In the same way, count yourselves dead to sin but alive to God in Christ Jesus.
I believe that to some degree we decide who we will be. Recently when I got two speeding tickets in quick succession, I decided that it was time to become a non speeder; I just didn’t do it anymore.
Not long after deciding this, I was driving home from church on a Sunday morning with three friends who I had to drop off in a nearby town before going home. I needed to get home to finish preparing a big family dinner. A roast was in the oven and I was feeling under pressure and anxious about the timing of the meal.
One of my friends commented on a car that passed us at a high speed. “Gee,” she said, “Look at him; he’s in such a hurry. We’re not even keeping the speed limit and he’s speeding past us.”
I was shocked. I hadn’t realized that my foot was so heavy on the accelerator. This was the new me, after all; the one that didn’t speed. But there was a gap between “who” I was, and what I was doing.
I have heard that when giving up smoking, breaking the psychological habits associated with smoking is almost as hard as breaking the physiological dependence.

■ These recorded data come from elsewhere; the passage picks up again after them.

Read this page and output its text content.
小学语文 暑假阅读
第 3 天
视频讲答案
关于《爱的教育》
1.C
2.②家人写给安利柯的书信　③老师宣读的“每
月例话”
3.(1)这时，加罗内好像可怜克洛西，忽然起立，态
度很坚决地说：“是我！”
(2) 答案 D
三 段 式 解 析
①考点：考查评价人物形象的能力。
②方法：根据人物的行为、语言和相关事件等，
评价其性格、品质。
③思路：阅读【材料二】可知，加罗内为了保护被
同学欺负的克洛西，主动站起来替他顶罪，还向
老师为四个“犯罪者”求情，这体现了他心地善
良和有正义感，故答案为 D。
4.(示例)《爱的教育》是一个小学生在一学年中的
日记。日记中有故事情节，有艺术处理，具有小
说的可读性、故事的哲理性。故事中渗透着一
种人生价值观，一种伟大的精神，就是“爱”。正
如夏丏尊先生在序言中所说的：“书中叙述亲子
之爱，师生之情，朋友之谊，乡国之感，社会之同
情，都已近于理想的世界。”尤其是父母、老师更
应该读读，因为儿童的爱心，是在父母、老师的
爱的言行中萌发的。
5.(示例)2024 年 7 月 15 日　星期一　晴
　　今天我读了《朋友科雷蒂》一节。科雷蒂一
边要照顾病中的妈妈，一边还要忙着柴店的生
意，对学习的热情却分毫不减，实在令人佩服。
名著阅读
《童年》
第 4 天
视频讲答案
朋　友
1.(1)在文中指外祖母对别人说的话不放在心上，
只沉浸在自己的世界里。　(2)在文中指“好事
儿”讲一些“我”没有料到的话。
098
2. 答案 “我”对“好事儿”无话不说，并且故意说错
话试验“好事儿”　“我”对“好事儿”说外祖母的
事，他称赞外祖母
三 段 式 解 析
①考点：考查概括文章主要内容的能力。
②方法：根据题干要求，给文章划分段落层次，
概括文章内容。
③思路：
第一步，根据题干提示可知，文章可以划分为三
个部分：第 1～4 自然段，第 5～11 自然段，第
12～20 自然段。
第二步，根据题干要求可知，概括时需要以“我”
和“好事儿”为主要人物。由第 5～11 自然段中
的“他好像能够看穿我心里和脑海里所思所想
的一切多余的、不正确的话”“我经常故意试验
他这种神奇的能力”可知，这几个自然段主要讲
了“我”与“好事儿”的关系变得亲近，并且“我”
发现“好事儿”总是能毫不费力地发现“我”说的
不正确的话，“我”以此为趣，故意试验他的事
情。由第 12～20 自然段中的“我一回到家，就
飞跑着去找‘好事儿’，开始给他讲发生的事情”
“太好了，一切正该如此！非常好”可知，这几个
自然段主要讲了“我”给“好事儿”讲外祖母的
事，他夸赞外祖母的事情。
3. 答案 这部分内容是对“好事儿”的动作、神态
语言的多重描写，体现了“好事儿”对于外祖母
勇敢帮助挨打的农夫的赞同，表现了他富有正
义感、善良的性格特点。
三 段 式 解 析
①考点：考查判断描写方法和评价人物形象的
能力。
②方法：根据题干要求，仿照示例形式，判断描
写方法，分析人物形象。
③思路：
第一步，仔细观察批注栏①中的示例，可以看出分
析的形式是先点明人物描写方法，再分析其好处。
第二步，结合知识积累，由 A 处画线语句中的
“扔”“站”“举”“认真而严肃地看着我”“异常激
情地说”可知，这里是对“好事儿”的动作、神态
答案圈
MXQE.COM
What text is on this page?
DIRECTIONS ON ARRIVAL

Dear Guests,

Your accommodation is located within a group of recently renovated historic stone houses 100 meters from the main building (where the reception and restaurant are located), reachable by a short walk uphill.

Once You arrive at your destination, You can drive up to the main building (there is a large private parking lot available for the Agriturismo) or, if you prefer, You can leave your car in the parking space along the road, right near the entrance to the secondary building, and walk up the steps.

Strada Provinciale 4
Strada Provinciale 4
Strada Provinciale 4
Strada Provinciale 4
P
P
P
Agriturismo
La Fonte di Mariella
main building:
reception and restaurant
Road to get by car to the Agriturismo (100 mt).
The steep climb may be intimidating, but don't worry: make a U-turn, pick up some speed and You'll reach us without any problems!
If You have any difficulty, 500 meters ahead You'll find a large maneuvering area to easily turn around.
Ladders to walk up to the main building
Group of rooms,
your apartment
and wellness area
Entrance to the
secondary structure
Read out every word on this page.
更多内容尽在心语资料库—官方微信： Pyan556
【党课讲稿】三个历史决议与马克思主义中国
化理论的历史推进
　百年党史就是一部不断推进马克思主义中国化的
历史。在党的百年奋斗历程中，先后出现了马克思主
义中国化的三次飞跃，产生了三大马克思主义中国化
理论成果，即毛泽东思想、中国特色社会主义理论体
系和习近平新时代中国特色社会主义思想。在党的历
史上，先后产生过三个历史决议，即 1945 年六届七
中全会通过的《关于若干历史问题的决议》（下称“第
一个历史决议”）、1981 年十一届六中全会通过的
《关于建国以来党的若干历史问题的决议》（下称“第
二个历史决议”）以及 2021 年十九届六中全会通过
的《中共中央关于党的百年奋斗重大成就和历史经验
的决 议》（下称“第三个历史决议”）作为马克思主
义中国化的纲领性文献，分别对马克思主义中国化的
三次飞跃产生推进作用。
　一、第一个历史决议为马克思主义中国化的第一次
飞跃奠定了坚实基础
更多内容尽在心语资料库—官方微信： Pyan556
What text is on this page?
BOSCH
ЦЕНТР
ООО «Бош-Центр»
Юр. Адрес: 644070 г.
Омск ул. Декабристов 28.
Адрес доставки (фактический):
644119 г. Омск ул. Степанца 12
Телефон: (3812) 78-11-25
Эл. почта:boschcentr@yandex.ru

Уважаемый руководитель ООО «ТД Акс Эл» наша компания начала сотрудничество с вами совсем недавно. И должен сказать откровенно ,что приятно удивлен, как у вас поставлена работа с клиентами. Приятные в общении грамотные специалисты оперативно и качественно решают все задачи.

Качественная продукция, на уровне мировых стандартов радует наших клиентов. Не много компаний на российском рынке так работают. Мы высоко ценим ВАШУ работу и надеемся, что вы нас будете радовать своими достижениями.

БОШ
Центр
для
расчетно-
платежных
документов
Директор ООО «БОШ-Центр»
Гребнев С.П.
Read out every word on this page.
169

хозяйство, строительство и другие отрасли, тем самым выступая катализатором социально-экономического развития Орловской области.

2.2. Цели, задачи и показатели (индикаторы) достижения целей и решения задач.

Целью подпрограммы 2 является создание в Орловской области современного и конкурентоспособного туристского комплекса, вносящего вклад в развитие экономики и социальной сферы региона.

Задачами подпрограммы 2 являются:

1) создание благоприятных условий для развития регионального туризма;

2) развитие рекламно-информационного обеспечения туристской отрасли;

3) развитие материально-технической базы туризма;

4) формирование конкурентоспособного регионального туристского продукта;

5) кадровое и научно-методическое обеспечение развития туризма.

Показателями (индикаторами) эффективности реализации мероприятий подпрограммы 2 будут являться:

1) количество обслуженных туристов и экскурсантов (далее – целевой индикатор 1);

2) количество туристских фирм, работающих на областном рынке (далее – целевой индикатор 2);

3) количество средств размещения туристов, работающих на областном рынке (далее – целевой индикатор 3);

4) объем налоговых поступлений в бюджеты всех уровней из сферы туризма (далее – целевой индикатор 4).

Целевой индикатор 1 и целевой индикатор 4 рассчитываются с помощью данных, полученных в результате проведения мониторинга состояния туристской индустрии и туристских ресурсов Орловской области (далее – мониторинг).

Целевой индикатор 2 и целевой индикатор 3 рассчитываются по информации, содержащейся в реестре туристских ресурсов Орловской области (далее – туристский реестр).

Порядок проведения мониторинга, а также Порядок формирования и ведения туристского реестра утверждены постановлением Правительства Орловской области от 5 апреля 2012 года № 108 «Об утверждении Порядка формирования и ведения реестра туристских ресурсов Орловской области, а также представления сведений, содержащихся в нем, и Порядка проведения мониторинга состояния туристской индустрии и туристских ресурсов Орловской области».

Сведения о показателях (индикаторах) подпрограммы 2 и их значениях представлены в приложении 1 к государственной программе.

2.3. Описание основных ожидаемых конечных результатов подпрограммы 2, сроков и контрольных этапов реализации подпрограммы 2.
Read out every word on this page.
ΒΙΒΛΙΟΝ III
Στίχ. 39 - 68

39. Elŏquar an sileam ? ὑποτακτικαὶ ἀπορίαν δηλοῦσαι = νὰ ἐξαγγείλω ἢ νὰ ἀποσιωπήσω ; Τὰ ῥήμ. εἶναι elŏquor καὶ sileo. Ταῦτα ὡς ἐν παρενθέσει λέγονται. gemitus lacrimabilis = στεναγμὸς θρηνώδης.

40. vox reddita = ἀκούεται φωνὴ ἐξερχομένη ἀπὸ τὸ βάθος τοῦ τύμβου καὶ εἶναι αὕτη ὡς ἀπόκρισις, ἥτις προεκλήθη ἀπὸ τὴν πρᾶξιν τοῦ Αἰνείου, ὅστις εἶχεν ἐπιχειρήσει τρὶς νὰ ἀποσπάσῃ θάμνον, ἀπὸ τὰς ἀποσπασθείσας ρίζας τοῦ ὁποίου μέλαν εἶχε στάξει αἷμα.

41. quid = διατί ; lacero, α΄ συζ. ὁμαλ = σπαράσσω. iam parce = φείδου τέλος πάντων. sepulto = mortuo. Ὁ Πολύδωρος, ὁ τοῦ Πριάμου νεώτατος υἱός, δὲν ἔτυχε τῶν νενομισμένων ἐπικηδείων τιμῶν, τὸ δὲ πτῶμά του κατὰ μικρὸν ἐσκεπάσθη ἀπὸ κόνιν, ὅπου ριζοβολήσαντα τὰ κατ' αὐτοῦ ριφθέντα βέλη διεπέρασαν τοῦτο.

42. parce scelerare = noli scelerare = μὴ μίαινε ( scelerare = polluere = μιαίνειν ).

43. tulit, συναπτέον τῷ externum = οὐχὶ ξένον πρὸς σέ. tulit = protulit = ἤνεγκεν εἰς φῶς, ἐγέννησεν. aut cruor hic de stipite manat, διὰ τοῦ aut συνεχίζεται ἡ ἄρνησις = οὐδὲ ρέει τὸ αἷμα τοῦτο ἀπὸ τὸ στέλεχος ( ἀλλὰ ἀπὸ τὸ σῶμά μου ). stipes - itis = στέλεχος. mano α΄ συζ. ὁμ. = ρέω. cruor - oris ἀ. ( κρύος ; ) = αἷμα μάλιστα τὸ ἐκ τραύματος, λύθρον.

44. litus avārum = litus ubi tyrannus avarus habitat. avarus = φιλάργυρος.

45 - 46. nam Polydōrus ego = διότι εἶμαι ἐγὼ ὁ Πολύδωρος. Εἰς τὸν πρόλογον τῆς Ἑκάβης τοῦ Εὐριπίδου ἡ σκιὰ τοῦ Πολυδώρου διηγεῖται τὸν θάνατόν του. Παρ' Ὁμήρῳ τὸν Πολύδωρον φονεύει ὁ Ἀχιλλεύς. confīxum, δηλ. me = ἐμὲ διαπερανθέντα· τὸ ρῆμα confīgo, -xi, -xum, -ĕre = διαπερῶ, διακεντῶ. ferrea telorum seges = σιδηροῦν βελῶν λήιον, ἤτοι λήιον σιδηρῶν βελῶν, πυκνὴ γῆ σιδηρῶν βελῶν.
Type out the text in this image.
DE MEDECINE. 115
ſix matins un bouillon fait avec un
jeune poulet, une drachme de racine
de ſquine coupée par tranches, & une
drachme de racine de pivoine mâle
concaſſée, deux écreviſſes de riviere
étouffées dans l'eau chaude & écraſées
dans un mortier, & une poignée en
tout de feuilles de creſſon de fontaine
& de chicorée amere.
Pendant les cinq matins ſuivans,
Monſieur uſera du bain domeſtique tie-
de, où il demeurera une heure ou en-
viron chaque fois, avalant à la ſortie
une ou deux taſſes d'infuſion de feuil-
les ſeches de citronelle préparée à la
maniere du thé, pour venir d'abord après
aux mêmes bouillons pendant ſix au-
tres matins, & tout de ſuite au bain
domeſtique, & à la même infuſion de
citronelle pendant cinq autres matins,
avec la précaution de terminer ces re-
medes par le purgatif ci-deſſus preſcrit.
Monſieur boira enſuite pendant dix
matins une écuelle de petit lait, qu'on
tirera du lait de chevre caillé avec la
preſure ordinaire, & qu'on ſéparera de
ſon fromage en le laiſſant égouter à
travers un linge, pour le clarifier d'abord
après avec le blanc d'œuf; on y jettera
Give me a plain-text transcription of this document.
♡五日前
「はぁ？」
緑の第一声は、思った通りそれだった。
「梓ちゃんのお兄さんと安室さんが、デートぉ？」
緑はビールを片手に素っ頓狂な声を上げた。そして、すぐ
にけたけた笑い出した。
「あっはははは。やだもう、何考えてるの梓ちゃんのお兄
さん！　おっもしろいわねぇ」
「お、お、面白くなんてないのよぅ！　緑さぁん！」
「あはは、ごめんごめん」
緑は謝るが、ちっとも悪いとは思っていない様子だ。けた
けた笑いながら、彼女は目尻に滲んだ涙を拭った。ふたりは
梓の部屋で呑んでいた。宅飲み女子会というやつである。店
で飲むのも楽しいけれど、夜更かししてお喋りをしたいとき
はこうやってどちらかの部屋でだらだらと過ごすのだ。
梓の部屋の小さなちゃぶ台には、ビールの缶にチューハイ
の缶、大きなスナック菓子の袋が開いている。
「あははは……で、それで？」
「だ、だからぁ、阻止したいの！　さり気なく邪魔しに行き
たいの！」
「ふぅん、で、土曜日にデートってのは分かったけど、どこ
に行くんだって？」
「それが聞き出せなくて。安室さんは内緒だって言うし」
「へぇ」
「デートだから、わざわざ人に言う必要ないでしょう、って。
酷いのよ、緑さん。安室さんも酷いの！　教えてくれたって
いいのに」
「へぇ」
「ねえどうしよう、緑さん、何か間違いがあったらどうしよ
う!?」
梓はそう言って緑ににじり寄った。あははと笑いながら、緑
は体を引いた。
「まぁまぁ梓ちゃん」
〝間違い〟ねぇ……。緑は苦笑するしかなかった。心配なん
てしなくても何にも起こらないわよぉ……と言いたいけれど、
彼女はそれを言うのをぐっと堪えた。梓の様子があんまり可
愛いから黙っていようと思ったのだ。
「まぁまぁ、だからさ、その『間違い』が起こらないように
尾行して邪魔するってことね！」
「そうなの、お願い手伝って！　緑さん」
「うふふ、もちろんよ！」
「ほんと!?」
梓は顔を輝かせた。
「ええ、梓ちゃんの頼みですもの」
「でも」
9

We have many automatic habits, as I noticed when I gave up speeding.
Even when driving behind a car that was going the same speed as me, I would automatically check the lane to my left, and if there was a space, find myself moving into it. There was no logical reason for this; it was a reflex action. Even though I am disciplining myself to stick to the speed limit, that empty space on my left beckons!
On the other hand I have noticed that when you maintain the speed limit you influence others to do the same. Often people will tuck in behind me and suddenly I’m leading a convoy of people going a hundred kilometres an hour.
This morning somebody stayed behind me for a while, and then suddenly pulled out into the left lane and zoomed off up the highway. This is a metaphor for my life up to now; temporary living within boundaries with periodic lapses.
There are parallels too, with the elusiveness of transformation in Christ. Once I made the decision; once I became a non speeder and took that into my conscious identity I did adjust my life accordingly, however I must confess that reality is not lived out 100% of the time in my driving. I hope that more and more it will be; that my actions will be consistent with who I actually am.
Suddenly I understand that both things can be true at once. I died when Christ died, but I don’t always live as if that is true. I hope that my actions will be more and more consistent with my identity in Christ; a new creature with new habits.